Ginger is undoubtedly an essential ingredient to Asian and oriental cookery. It is used in pickles, chutneys and curry pastes and the ground dried root is a constituent of many curry powders. It is also used as a flavouring agent in preparing sweet dishes, cakes, cookies, breads, and beverages. Sometimes the roots will produce green sprouts which can be finely chopped and added to a green salad.

Pickled ginger is a delicious accompaniment to satays and a colourful garnish to many Chinese dishes. In the West, the dried ginger is mainly used in preparing confectionery items like biscuits and cakes. It is also used in puddings, jams, preserves and in some drinks like ginger beer, ginger wine and tea.

In Myanmar, ginger is used in a salad dish called 'Gyin-Tho', which consists of shredded ginger preserved in oil, and a variety of nuts and seeds.
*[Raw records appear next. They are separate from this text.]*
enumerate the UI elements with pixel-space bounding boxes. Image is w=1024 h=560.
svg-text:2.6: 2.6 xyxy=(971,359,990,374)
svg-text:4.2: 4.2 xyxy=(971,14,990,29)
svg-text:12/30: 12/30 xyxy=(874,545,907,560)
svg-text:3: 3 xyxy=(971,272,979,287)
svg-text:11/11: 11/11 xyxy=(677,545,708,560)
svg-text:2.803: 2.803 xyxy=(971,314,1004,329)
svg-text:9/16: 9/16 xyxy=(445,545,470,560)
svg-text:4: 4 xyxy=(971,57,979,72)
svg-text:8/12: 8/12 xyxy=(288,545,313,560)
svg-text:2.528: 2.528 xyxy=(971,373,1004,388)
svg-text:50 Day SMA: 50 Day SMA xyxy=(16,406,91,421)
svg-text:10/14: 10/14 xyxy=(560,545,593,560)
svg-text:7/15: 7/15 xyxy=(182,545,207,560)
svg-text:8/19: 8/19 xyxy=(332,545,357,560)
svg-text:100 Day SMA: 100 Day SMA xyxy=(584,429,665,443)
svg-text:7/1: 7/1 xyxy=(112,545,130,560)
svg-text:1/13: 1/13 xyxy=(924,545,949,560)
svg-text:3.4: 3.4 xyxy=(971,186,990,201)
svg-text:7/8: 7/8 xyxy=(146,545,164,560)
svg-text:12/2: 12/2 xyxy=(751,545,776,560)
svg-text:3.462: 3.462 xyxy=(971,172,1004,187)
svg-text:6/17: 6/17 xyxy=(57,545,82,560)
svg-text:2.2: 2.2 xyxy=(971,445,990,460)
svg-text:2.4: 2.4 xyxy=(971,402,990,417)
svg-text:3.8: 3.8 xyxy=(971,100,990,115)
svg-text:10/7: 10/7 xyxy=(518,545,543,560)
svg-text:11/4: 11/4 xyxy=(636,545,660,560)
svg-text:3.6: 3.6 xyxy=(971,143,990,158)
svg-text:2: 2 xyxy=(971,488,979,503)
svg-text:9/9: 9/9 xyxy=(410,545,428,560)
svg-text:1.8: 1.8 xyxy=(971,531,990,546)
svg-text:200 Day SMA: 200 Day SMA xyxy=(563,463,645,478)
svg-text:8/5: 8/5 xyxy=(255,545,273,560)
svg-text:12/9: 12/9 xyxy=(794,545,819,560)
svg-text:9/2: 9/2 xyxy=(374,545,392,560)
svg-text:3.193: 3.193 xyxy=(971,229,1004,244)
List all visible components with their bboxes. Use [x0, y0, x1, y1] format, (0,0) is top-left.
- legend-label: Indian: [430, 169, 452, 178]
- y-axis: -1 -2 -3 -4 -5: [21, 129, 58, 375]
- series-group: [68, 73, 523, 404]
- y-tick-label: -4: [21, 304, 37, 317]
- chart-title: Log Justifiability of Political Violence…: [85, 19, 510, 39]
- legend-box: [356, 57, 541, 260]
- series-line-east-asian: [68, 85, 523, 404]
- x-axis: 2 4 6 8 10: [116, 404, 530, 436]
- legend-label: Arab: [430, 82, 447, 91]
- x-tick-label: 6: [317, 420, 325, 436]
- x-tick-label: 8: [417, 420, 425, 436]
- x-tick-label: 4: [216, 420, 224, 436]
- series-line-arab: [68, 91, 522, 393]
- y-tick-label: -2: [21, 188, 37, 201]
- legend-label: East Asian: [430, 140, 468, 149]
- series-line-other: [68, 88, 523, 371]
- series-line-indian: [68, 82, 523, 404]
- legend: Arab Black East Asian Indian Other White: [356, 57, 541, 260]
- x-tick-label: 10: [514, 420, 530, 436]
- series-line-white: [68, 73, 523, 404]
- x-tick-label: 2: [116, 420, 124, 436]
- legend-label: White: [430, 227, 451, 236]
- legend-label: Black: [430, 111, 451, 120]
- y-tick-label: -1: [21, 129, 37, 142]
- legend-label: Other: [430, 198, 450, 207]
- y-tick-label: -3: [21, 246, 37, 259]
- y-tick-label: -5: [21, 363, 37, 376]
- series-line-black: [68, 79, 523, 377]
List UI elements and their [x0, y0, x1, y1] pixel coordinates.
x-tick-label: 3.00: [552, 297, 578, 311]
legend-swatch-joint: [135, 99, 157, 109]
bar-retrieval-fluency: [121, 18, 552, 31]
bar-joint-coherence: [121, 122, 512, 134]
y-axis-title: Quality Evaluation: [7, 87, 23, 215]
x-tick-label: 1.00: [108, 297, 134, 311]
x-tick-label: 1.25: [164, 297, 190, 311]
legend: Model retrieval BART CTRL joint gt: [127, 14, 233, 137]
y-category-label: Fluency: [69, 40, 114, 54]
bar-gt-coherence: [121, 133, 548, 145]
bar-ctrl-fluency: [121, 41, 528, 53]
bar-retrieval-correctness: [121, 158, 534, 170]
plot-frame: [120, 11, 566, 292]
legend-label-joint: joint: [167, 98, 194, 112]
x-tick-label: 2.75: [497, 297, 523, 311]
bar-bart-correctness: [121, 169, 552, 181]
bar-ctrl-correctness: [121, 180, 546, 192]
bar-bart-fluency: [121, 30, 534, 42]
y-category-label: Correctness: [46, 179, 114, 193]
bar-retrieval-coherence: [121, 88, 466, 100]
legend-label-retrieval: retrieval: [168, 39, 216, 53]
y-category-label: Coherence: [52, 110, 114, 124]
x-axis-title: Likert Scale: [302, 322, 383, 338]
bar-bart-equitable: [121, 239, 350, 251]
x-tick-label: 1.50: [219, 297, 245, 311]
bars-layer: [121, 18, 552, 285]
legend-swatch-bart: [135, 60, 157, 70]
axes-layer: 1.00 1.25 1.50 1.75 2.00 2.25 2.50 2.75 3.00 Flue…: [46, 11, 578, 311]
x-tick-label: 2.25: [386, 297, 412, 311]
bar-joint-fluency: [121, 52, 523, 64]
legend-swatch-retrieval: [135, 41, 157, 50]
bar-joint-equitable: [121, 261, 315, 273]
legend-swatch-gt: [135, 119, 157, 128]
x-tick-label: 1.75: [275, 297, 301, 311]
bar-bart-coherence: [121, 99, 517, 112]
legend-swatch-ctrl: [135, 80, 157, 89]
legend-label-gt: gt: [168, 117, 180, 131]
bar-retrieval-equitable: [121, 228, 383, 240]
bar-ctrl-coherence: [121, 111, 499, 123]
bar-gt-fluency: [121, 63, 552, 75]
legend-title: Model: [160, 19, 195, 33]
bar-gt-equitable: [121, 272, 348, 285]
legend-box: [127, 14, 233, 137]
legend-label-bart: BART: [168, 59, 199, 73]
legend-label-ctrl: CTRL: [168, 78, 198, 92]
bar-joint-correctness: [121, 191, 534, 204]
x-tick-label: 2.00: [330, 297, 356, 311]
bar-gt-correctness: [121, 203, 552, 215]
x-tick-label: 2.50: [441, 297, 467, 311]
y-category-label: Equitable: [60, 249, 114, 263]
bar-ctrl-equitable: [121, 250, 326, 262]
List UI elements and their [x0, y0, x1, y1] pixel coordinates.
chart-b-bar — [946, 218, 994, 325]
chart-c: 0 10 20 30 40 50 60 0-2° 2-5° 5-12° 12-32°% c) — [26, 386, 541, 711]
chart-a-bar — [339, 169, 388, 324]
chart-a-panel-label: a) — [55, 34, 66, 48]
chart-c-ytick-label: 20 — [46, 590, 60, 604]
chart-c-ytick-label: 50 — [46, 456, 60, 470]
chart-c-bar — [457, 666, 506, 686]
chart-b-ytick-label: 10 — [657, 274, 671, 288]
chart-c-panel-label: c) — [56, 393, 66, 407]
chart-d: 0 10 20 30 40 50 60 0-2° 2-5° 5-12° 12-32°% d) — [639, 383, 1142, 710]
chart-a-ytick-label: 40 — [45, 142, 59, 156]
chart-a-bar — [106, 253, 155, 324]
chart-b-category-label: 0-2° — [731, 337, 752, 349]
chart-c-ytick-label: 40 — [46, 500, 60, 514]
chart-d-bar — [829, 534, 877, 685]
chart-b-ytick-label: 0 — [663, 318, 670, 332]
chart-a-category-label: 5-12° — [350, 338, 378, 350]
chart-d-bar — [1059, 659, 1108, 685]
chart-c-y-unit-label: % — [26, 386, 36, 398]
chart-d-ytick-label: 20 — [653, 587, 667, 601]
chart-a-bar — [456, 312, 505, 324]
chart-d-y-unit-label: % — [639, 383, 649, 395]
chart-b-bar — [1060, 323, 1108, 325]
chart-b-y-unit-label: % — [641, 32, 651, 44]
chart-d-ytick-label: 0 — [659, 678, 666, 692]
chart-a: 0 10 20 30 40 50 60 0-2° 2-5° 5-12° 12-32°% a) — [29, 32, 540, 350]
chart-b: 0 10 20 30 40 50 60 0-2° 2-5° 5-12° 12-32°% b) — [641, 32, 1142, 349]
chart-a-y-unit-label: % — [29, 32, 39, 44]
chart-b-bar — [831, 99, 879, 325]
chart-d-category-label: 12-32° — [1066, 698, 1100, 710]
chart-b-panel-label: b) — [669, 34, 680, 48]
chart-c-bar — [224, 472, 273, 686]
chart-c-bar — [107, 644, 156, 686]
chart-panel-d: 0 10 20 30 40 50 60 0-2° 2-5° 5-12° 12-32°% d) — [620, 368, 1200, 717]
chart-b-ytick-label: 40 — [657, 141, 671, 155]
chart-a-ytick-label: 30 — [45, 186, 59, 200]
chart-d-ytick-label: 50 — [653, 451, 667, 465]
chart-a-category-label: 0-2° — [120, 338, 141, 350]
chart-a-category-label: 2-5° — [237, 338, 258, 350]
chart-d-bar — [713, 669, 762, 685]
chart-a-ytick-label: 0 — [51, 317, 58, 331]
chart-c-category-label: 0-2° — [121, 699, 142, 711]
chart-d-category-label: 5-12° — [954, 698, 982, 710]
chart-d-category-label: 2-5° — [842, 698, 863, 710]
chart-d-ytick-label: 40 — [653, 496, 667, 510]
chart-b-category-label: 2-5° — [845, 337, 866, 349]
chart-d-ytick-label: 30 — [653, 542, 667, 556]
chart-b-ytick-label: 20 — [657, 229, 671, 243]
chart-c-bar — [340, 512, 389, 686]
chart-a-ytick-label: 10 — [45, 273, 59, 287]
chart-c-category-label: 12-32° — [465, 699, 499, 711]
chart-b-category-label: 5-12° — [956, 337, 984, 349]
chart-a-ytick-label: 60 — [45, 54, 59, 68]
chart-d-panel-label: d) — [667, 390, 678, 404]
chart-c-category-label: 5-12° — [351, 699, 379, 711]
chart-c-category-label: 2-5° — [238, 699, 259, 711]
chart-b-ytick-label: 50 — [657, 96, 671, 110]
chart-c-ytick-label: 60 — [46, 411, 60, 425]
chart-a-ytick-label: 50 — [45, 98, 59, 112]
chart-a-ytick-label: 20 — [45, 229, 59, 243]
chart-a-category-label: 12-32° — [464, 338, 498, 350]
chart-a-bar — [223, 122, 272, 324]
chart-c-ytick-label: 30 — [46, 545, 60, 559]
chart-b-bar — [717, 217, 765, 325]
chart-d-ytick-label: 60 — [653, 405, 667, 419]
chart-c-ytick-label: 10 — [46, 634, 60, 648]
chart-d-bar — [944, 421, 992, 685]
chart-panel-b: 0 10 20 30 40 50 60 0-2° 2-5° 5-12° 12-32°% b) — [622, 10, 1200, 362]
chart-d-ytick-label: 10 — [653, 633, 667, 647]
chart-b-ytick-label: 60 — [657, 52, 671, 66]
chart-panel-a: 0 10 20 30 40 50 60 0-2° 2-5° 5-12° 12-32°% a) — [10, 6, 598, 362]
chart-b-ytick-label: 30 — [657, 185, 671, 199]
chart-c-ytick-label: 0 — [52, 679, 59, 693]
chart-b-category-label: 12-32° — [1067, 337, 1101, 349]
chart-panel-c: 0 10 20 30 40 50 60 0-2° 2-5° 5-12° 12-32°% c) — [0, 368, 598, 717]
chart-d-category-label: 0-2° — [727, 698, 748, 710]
In traditional Korean Kimchi, ginger is minced finely and added into the ingredients of the spicy paste just before the fermenting process.

Medicinal Properties

Besides being used as a spice, ginger also contains natural healing properties. It has long been ascribed aphrodisiac powers, taken either internally or externally. It is highly effective in treating nausea, motion sickness, morning sickness and general stomach upset. Its anti-inflammatory properties help relieve pain and reduce inflammation associated with arthritis, rheumatism and muscle spasms.

Ginger root consists of gingerols, zingibain, bisabolenel, oleoresins, starch, essential oil (zingiberene, zingiberole, camphene, cineol, borneol), mucilage, and protein. It contains many therapeutic properties and is highly effective in stimulating the blood circulation, removing toxins from the body, cleansing the bowels and kidneys, and nourishing the skin. Other uses for Ginger Root include the treatment of asthma, bronchitis and other respiratory problems by loosening and expelling phlegm from the lungs.